Tess choked a little on her orange juice.

“Well, we could,” he said. “Just temporarily. The backyard is fenced, and Esskay could use the company.”

“Esskay doesn’t even know she’s a dog.”

“True,” Crow said, “but she’s very tolerant. If she saw us being kind to some strange new creature, she’d do the same.”

“It wouldn’t have to be forever,” Cecilia said, seizing the opening Crow had given her. “Just temporarily, until Hayes’s family makes arrangements for her.”

“She’s incredibly well behaved,” Charlotte put in. “Except for the sofa incident.”

Cecilia gave Charlotte a sharp look even as Tess asked, “The sofa incident?”

“The SPCA said she ate a sofa while she was with one of Hayes’s relatives,” Charlotte confessed. “That’s why she was put there in the first place.”

“Not all of it,” Cecilia said quickly. “Just part of a cushion. She was making a nest.”

“Don’t worry, Esskay won’t let that happen,” Crow said. “She doesn’t let anyone sit on the sofa.”

It’s strange, how being allowed to do a favor for someone can feel like a gift. Tess was touched that Cecilia would admit to needing anything, much less allow Tess and Crow to fill that need. Sitting here, a happy foursome, they felt like friends.

And friends shouldn’t have secrets from one another. She owed it to Cecilia to tell her what she had learned about the Bobby Hilliard case.

“You know, the cops have widened the investigation, beyond the homicide and the assault,” she said. “They’re looking into two burglaries, too. I’m not sure what’s involved, but they’re definitely not hate crimes, just ordinary break-ins.”

“So?” Cecilia was suddenly on full alert, back in activist mode.

“Well, I thought that might affect what you say on the air tomorrow night.”

“I can’t be overly concerned with property crimes when people’s lives are at risk,” Cecilia said.

“I’m not asking you to equate the four crimes morally. I’m telling you the police think they’re related. Doesn’t that fact make the hate-crime scenario less likely?”
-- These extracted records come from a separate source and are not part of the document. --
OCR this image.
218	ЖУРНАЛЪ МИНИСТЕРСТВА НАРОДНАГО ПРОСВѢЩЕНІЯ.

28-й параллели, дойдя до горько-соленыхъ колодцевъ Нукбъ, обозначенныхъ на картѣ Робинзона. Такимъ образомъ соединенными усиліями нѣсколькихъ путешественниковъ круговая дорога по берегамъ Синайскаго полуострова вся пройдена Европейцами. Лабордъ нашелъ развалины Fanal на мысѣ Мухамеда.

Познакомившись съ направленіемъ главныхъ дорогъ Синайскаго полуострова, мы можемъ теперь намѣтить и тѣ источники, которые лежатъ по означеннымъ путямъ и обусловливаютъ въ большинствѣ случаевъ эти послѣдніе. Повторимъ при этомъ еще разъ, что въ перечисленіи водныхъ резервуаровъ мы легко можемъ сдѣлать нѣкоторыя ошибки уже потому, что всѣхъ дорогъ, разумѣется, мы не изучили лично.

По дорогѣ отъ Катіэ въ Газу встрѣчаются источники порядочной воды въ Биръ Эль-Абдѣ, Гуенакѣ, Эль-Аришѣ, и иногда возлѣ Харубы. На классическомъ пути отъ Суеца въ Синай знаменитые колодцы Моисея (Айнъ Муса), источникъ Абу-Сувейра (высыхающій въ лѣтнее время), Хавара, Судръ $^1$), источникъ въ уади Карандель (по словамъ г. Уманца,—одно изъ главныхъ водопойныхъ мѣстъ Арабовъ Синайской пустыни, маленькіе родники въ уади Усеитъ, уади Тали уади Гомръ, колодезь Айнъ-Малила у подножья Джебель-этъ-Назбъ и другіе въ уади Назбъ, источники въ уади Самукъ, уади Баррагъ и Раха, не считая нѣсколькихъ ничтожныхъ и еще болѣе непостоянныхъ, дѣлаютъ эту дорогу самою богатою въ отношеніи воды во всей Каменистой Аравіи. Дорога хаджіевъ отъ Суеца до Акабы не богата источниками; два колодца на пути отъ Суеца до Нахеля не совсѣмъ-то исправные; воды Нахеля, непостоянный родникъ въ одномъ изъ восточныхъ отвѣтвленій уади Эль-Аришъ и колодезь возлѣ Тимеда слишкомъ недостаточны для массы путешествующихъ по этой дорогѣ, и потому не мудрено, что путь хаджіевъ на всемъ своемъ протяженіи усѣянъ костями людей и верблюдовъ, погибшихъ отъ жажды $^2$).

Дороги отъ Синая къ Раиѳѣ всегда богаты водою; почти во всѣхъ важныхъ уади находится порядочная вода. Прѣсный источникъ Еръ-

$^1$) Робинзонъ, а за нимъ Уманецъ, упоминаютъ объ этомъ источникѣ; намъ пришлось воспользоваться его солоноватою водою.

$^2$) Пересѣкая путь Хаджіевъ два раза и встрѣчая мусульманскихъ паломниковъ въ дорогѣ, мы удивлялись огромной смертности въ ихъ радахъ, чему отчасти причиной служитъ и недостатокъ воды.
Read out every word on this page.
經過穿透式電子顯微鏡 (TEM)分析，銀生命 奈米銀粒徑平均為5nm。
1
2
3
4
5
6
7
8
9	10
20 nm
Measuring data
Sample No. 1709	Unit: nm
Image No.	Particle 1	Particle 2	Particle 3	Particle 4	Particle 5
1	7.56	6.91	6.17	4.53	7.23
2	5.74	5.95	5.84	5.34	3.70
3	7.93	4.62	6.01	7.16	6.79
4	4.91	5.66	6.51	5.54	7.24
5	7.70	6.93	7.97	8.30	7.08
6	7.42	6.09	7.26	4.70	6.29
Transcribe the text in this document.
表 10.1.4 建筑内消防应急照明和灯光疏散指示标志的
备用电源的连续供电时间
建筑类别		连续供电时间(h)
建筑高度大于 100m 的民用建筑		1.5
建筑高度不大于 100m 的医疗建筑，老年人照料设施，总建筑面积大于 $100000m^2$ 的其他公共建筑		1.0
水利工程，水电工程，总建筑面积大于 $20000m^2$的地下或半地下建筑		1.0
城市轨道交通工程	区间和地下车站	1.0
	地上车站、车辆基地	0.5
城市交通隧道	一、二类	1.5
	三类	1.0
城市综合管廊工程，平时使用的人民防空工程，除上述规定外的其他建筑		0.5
“We have to draw attention to these issues however we can. Police treat gay men who are attacked the way they once treated rape victims.” Cecilia was a rape victim, Tess recalled, and she had never hesitated to wield this bit of moral superiority. “We have to keep pressure on them, if only to ensure that future cases are taken more seriously.”

Tess wasn’t sure if Cecilia was using the editorial “we,” the royal “we,” or merely the pain-in-the-ass self-important “we.”